Główny zarzut – że nie potrafiła wyłonić wspólnego kontrkandydata.
„Według mnie Wojtala i Cygan nie stanęli do rywalizacji, bo na końcu nosa mieli własny interes. Bali się, że przegrają i odpuścili. Zabrakło im odwagi, bo przecież porażka zawsze jest wkalkulowana. Oni jednak wybrali trwanie. Nie wiem, czy im się to jednak opłaci, bo Kulesza im nie odpuści” – zaznaczył.
Jak przypomniał, podczas poprzednich wyborów Kulesza nie przedstawił żadnego programu, jego wystąpienie trwało 132 sekundy, a sens sprowadził się do słów: „wszyscy mnie znacie”.
„Nie wykluczam, że teraz ktoś Kuleszy napisze jakieś wystąpienie, a on je odczyta, może będą jakieś slajdy. Nie spodziewam się jednak żadnego przemówienia, zwłaszcza takiego +od serca+. Przecież przez cztery lata on nie udzielił żadnej dłuższej wypowiedzi, w której odniósłby się do problemów naszej piłki” – zauważył Koźmiński.
Były reprezentant Polski krytycznie ocenił też obecny proces wyboru nowego selekcjonera reprezentacji.
„To jest farsa.
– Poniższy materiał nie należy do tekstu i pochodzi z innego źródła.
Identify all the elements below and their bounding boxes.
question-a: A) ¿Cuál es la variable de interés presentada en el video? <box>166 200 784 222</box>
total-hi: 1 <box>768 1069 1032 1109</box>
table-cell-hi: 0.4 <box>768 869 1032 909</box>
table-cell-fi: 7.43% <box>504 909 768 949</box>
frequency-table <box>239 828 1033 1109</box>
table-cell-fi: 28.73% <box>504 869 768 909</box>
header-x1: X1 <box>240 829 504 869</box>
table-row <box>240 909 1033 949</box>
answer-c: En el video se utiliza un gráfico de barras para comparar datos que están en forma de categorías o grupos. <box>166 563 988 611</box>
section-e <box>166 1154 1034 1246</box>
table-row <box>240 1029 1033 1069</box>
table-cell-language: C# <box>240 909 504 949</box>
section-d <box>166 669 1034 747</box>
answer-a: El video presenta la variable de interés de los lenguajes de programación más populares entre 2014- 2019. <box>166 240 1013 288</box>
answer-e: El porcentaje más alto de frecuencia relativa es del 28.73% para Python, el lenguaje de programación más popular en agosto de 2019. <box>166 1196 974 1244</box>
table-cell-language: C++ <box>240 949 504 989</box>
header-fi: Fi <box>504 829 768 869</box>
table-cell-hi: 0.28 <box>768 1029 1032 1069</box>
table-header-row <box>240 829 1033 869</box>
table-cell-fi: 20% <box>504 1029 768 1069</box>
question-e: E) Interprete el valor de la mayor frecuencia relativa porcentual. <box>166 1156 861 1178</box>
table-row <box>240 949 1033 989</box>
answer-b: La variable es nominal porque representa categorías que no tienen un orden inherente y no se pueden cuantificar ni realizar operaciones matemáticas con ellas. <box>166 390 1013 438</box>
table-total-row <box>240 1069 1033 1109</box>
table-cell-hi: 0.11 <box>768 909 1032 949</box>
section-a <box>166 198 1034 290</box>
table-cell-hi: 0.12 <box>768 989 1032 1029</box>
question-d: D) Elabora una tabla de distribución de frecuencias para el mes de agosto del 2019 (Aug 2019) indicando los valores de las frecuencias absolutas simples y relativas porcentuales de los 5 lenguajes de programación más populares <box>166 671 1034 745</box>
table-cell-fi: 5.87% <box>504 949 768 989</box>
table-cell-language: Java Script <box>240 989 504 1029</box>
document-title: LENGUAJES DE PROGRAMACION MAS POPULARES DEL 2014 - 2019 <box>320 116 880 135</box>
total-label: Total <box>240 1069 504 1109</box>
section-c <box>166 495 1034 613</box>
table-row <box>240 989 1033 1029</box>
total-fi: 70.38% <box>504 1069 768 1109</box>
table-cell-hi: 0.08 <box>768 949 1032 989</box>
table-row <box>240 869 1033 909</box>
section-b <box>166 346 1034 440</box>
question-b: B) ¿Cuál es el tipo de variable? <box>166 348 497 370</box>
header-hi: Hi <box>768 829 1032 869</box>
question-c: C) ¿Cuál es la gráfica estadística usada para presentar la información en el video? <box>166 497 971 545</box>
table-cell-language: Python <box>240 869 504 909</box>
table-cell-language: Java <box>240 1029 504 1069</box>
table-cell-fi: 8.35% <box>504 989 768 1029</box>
Prezes wypuszcza co jakiś czas +medialne bąki+, bo chce, aby dyskusja skupiała się na wyborze trenera, a nie na wyborach i zjeździe. Opowiada, że spotykał się na rozmowach z Maciejem Skorżą, a przecież wystarczył jeden telefon, aby dowiedzieć się, że ta kandydatura w obecnej sytuacji jest nierealna. Poza tym ośmiesza innych potencjalnych kandydatów, bo jak inaczej odbierać fakt, że wymienia publicznie ich nazwiska, a w ogóle się z nimi nie kontaktował. Szkoda mi moich kolegów. Według mnie selekcjoner jest już wybrany. Te wszystkie medialne gierki służą temu, aby przeczekać do poniedziałku. A potem: +jak mnie już wybiorą, to i tak zrobię co chcę+” – podsumował Koźmiński, który przyznał, że ma swojego faworyta na selekcjonera, ale nie poda jego nazwiska, bo nie chce, aby przykleiła się do niego łatka niewybieralnego.